Tue, May 09, 2017 - Page 3 News List

Doctor urges proper treatment of arthritis

LIMITED MOBILITY:There are about 100,000 people with rheumatoid arthritis in the nation and nearly 80 percent have problems moving, a survey by an aid group found

By Lee I-chia  /  Staff reporter

About 50 percent of people with rheumatoid arthritis have difficulty walking and up to 90 percent have problems with their feet, a doctor said yesterday, adding that the symptoms can be alleviated if the disease is diagnosed early and treated properly.

There are about 100,000 people with rheumatoid arthritis in the nation, the Rheumatoid Arthritis Aid Group said yesterday, adding that a survey asking rheumatoid arthritis patients about how the disease affected their daily lives showed that nearly 80 percent had problems moving.

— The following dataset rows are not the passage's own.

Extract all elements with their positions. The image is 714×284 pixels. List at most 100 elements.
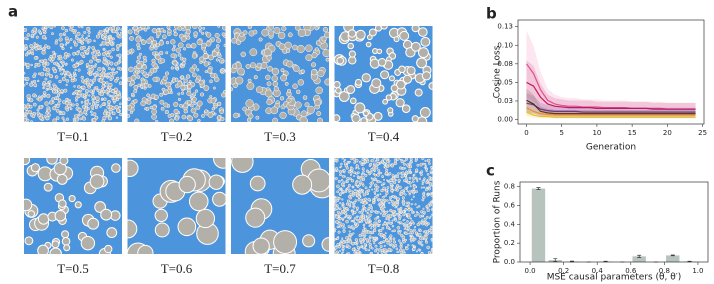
blob — [341, 174, 345, 178]
blob — [247, 78, 252, 83]
blob — [249, 48, 258, 57]
blob — [416, 206, 419, 209]
blob — [367, 189, 371, 193]
blob — [165, 51, 169, 55]
blob — [306, 105, 315, 114]
blob — [106, 30, 110, 34]
blob — [402, 162, 406, 166]
y-tick-label: 0.08 — [497, 60, 513, 68]
blob — [370, 223, 374, 228]
blob — [113, 95, 117, 100]
blob — [61, 230, 70, 239]
confidence-band — [526, 60, 696, 116]
blob — [389, 198, 392, 202]
blob — [47, 113, 51, 117]
blob — [422, 207, 425, 210]
blob — [216, 101, 222, 107]
blob — [382, 195, 385, 199]
blob — [374, 217, 378, 221]
blob — [54, 209, 67, 222]
blob — [394, 218, 398, 222]
blob — [93, 73, 98, 77]
texture-image — [231, 26, 329, 122]
blob — [111, 96, 114, 100]
blob — [389, 196, 393, 200]
blob — [108, 82, 113, 88]
blob — [398, 65, 406, 74]
blob — [75, 92, 78, 95]
blob — [362, 161, 365, 164]
blob — [336, 56, 345, 65]
blob — [255, 115, 260, 120]
blob — [52, 50, 56, 54]
blob — [138, 52, 143, 56]
blob — [242, 106, 248, 112]
blob — [418, 177, 422, 181]
blob — [346, 84, 356, 94]
blob — [357, 252, 360, 254]
blob — [211, 51, 218, 57]
blob — [370, 159, 374, 163]
blob — [382, 240, 386, 244]
blob — [119, 112, 122, 117]
blob — [196, 100, 203, 107]
blob — [66, 55, 70, 58]
y-tick-label: 0.05 — [497, 78, 513, 86]
blob — [341, 198, 344, 201]
blob — [349, 232, 353, 236]
blob — [214, 32, 220, 39]
texture-image — [231, 158, 329, 254]
blob — [390, 84, 399, 93]
blob — [359, 216, 363, 220]
blob — [30, 120, 33, 122]
blob — [395, 174, 400, 179]
blob — [364, 209, 367, 212]
blob — [344, 240, 348, 244]
blob — [359, 252, 362, 254]
blob — [349, 192, 353, 197]
blob — [98, 78, 104, 83]
blob — [385, 218, 388, 221]
blob — [324, 78, 329, 86]
blob — [368, 224, 371, 227]
blob — [357, 177, 360, 180]
y-tick-label: 0.10 — [497, 41, 513, 49]
blob — [431, 213, 433, 216]
blob — [362, 110, 369, 117]
blob — [337, 230, 341, 234]
blob — [93, 101, 97, 105]
blob — [431, 184, 433, 187]
blob — [58, 79, 62, 84]
blob — [366, 212, 369, 215]
blob — [428, 228, 432, 232]
blob — [113, 101, 116, 104]
blob — [385, 163, 388, 166]
blob — [250, 62, 257, 69]
blob — [195, 208, 216, 229]
blob — [179, 64, 183, 67]
blob — [430, 208, 433, 211]
blob — [213, 104, 218, 109]
blob — [217, 52, 221, 56]
blob — [353, 251, 356, 254]
blob — [199, 60, 203, 64]
blob — [370, 227, 373, 230]
blob — [341, 202, 345, 205]
blob — [111, 106, 116, 110]
blob — [355, 164, 360, 168]
blob — [397, 209, 400, 212]
blob — [389, 182, 393, 186]
blob — [343, 160, 346, 163]
blob — [374, 192, 377, 196]
blob — [353, 191, 358, 196]
blob — [24, 198, 33, 212]
blob — [352, 232, 355, 235]
blob — [334, 252, 337, 254]
blob — [408, 232, 411, 235]
blob — [376, 185, 380, 189]
blob — [54, 52, 57, 55]
blob — [32, 102, 37, 107]
blob — [107, 75, 111, 79]
blob — [419, 163, 423, 167]
blob — [29, 98, 34, 103]
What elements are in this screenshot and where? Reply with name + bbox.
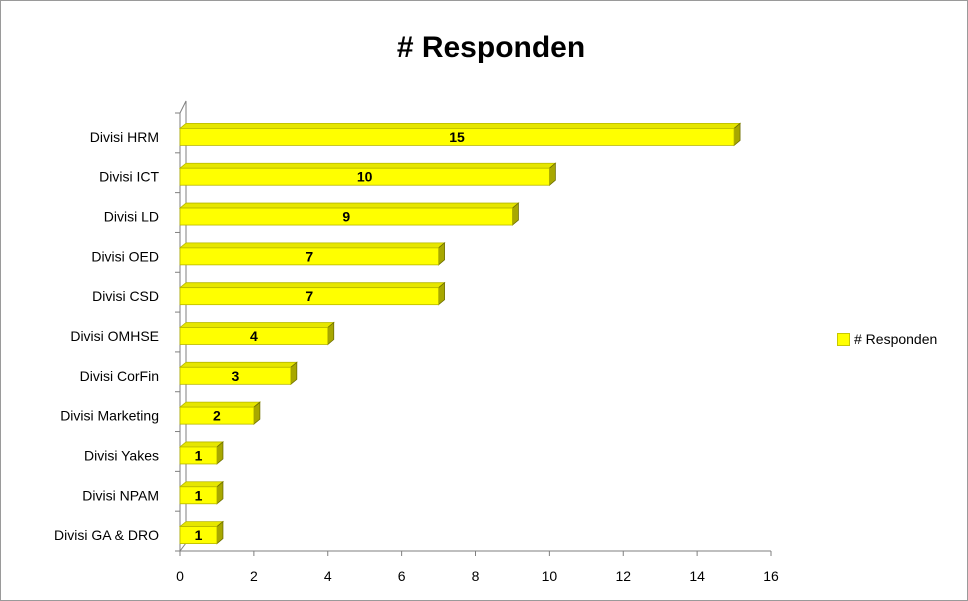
bar-top bbox=[178, 521, 225, 527]
bar bbox=[179, 406, 255, 425]
data-label: 2 bbox=[213, 408, 221, 424]
category-label: Divisi CSD bbox=[92, 288, 159, 304]
bar bbox=[179, 207, 513, 226]
data-label: 9 bbox=[342, 209, 350, 225]
category-label: Divisi HRM bbox=[90, 129, 159, 145]
category-label: Divisi ICT bbox=[99, 169, 159, 185]
x-tick-label: 8 bbox=[472, 568, 480, 584]
x-tick-label: 14 bbox=[689, 568, 705, 584]
bar-top bbox=[178, 441, 225, 448]
category-label: Divisi OED bbox=[91, 248, 159, 264]
category-label: Divisi OMHSE bbox=[70, 328, 159, 344]
data-label: 4 bbox=[250, 328, 258, 344]
bar bbox=[179, 366, 292, 385]
bar bbox=[179, 526, 218, 544]
data-label: 1 bbox=[195, 447, 203, 463]
x-tick-label: 12 bbox=[615, 568, 631, 584]
bar bbox=[179, 247, 439, 266]
bar bbox=[179, 446, 218, 465]
x-tick-label: 4 bbox=[324, 568, 332, 584]
data-label: 7 bbox=[305, 288, 313, 304]
bar-top bbox=[178, 322, 335, 328]
category-label: Divisi CorFin bbox=[80, 368, 159, 384]
bar-top bbox=[178, 202, 520, 209]
legend: # Responden bbox=[837, 331, 937, 347]
data-label: 3 bbox=[232, 368, 240, 384]
bar bbox=[179, 327, 329, 345]
data-label: 7 bbox=[305, 248, 313, 264]
data-label: 1 bbox=[195, 487, 203, 503]
bar-top bbox=[178, 123, 742, 129]
bar-top bbox=[178, 401, 261, 408]
bar-top bbox=[178, 481, 225, 488]
bar-top bbox=[178, 361, 298, 368]
bar bbox=[179, 167, 550, 186]
category-label: Divisi Marketing bbox=[60, 408, 159, 424]
x-tick-label: 0 bbox=[176, 568, 184, 584]
x-tick-label: 10 bbox=[542, 568, 558, 584]
legend-label: # Responden bbox=[854, 331, 938, 347]
chart-title: # Responden bbox=[396, 31, 586, 64]
bar-top bbox=[178, 162, 557, 169]
category-label: Divisi Yakes bbox=[84, 447, 159, 463]
bar bbox=[179, 128, 735, 146]
bar-top bbox=[178, 242, 446, 249]
category-label: Divisi GA & DRO bbox=[54, 527, 159, 543]
bar-top bbox=[178, 282, 446, 289]
category-label: Divisi NPAM bbox=[82, 487, 159, 503]
legend-swatch bbox=[837, 332, 850, 346]
x-tick-label: 6 bbox=[398, 568, 406, 584]
bar bbox=[179, 486, 218, 505]
bar bbox=[179, 287, 439, 306]
x-tick-label: 2 bbox=[250, 568, 258, 584]
data-label: 1 bbox=[195, 527, 203, 543]
data-label: 10 bbox=[357, 169, 373, 185]
category-label: Divisi LD bbox=[104, 209, 159, 225]
floor-edge bbox=[179, 542, 187, 552]
data-label: 15 bbox=[449, 129, 465, 145]
x-tick-label: 16 bbox=[763, 568, 779, 584]
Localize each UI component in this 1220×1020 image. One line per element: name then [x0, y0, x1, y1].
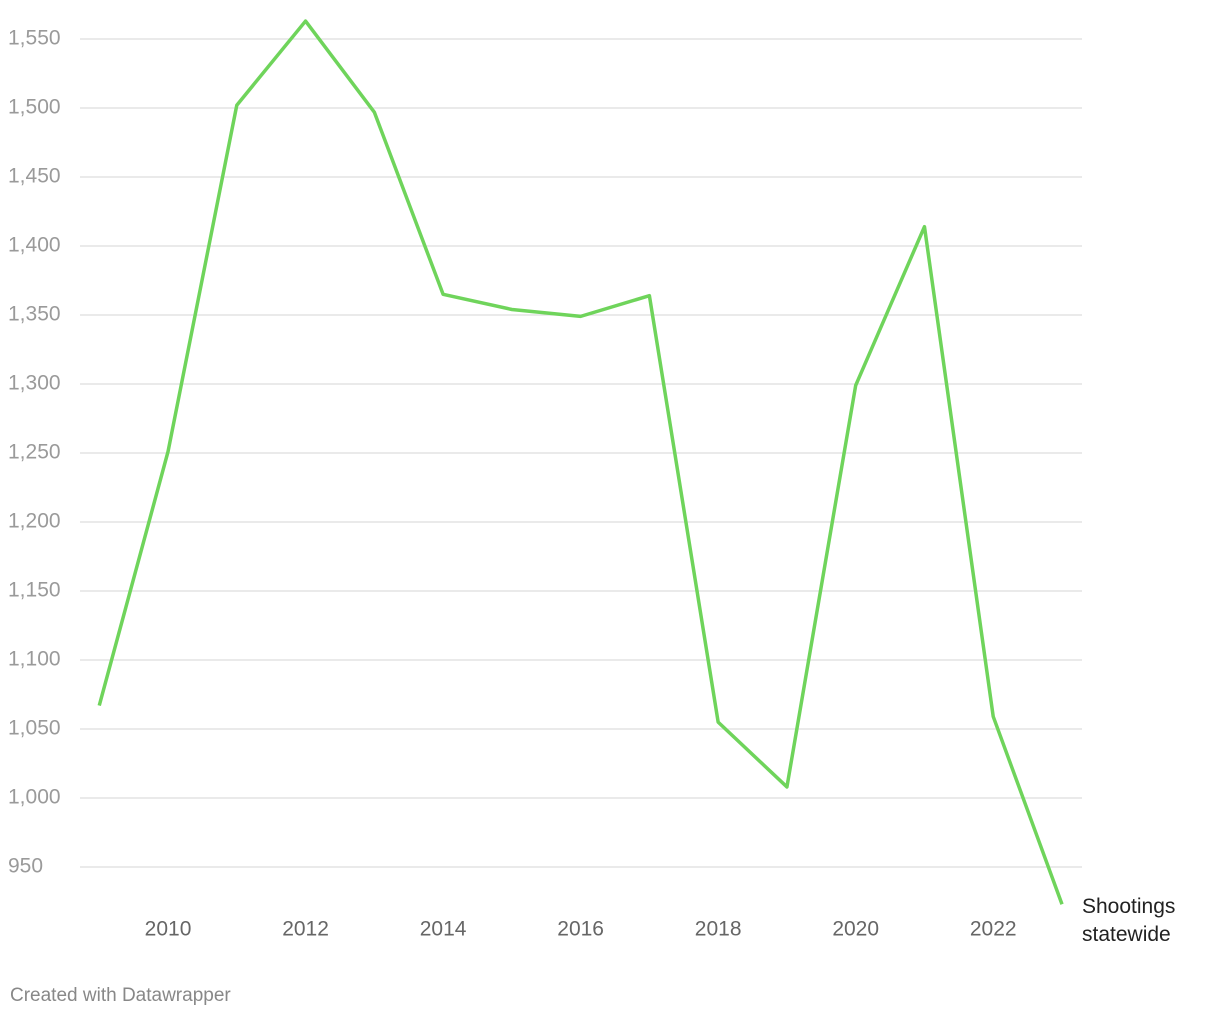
x-tick-label: 2012 [282, 918, 329, 941]
y-tick-label: 1,350 [8, 303, 61, 326]
y-tick-label: 1,150 [8, 579, 61, 602]
y-tick-label: 1,450 [8, 165, 61, 188]
x-tick-label: 2020 [832, 918, 879, 941]
x-tick-label: 2014 [420, 918, 467, 941]
series-label: Shootings statewide [1082, 895, 1176, 946]
x-tick-label: 2022 [970, 918, 1017, 941]
y-tick-label: 1,550 [8, 27, 61, 50]
x-tick-label: 2016 [557, 918, 604, 941]
y-tick-label: 1,300 [8, 372, 61, 395]
y-tick-label: 1,050 [8, 717, 61, 740]
y-tick-label: 1,000 [8, 786, 61, 809]
footer: Created with Datawrapper [10, 985, 231, 1006]
y-tick-label: 1,250 [8, 441, 61, 464]
y-tick-label: 1,100 [8, 648, 61, 671]
y-tick-label: 1,400 [8, 234, 61, 257]
x-tick-label: 2010 [145, 918, 192, 941]
y-tick-label: 950 [8, 855, 43, 878]
y-tick-label: 1,200 [8, 510, 61, 533]
y-tick-label: 1,500 [8, 96, 61, 119]
line [97, 19, 1064, 905]
x-tick-label: 2018 [695, 918, 742, 941]
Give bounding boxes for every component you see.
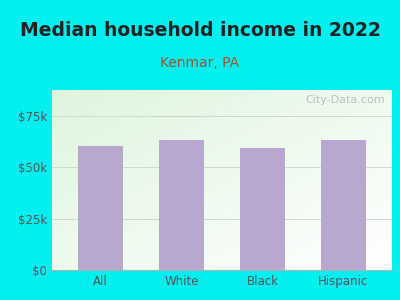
Text: City-Data.com: City-Data.com [306,95,385,105]
Bar [159,140,204,270]
Bar [78,146,123,270]
Text: Kenmar, PA: Kenmar, PA [160,56,240,70]
Bar [240,148,285,270]
Bar [321,140,366,270]
Text: Median household income in 2022: Median household income in 2022 [20,21,380,40]
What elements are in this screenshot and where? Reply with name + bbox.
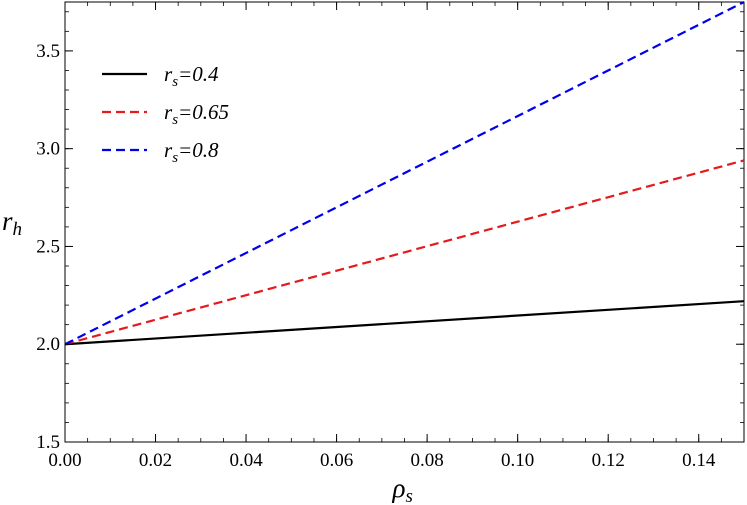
legend-label-sub: s — [172, 74, 178, 90]
legend-label-sub: s — [172, 150, 178, 166]
x-tick-label: 0.02 — [139, 450, 172, 471]
x-tick-label: 0.08 — [411, 450, 444, 471]
legend-label-var: r — [164, 62, 173, 86]
x-axis-label-sub: s — [405, 486, 412, 505]
x-tick-label: 0.12 — [592, 450, 625, 471]
series-layer — [64, 1, 745, 346]
x-tick-label: 0.14 — [682, 450, 716, 471]
y-tick-label: 1.5 — [36, 432, 60, 453]
legend-label-2: rs=0.8 — [164, 138, 219, 166]
series-line-0 — [64, 300, 745, 346]
legend-label-var: r — [164, 138, 173, 162]
y-tick-label: 2.5 — [36, 236, 60, 257]
legend-label-var: r — [164, 100, 173, 124]
x-tick-label: 0.04 — [229, 450, 263, 471]
y-axis-label: rh — [2, 206, 22, 240]
y-tick-label: 3.0 — [36, 139, 60, 160]
x-tick-label: 0.10 — [501, 450, 534, 471]
legend-label-sub: s — [172, 112, 178, 128]
x-axis-label-base: ρ — [392, 473, 406, 503]
y-axis-label-base: r — [2, 206, 13, 236]
legend-label-0: rs=0.4 — [164, 62, 219, 90]
y-tick-label: 2.0 — [36, 334, 60, 355]
legend-label-value: =0.65 — [178, 100, 229, 124]
legend-label-value: =0.8 — [178, 138, 219, 162]
x-tick-label: 0.00 — [48, 450, 81, 471]
series-line-1 — [64, 159, 745, 346]
y-tick-label: 3.5 — [36, 41, 60, 62]
ticks: 0.00 0.02 0.04 0.06 0.08 0.10 0.12 0.14 1.5 2.0 2.… — [36, 2, 745, 471]
x-axis-label: ρs — [392, 473, 413, 505]
legend-label-1: rs=0.65 — [164, 100, 229, 128]
y-axis-label-sub: h — [13, 219, 23, 240]
legend-label-value: =0.4 — [178, 62, 219, 86]
series-line-2 — [64, 1, 745, 346]
x-tick-label: 0.06 — [320, 450, 353, 471]
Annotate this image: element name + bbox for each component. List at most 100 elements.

Many respondents said they have pain in their ankles and have developed hard corns, calluses or pressure sores on the soles of their feet, which makes walking difficult, the group said.

“Rheumatoid arthritis is a chronic and systemic autoimmune disease that can lead to deformed joints in the hands and feet, and studies have suggested that up to 90 percent of patients have problems with their feet,” Taiwan Rheumatology Association Director Tsai Wen-chan (蔡文展) said.

About 50 percent of the patients start having problems with their feet within three years of being diagnosed with the disease, he said, adding that the symptoms include pain, hallux valgus, clawed toe, or corns on the soles of their feet.

“Rheumatoid arthritis patients can control the disease by receiving proper treatment,” Tsai said, adding that treatments include oral medication, biologic drugs and newly developed small-molecule drugs.

Patients should continue their treatments and should not reduce or stop taking medicine on their own, he added.

Pheumatoid arthritis patients are advised to avoid strenuous exercise, such as running, even if they feel that their symptoms have improved, Tsai said.

The group said not being able to walk without pain can affect patients’ lives.

It said it has published a free pamphlet that contains professional advice from nutritionists and physical therapists, as well as the anectodes from long-term patients.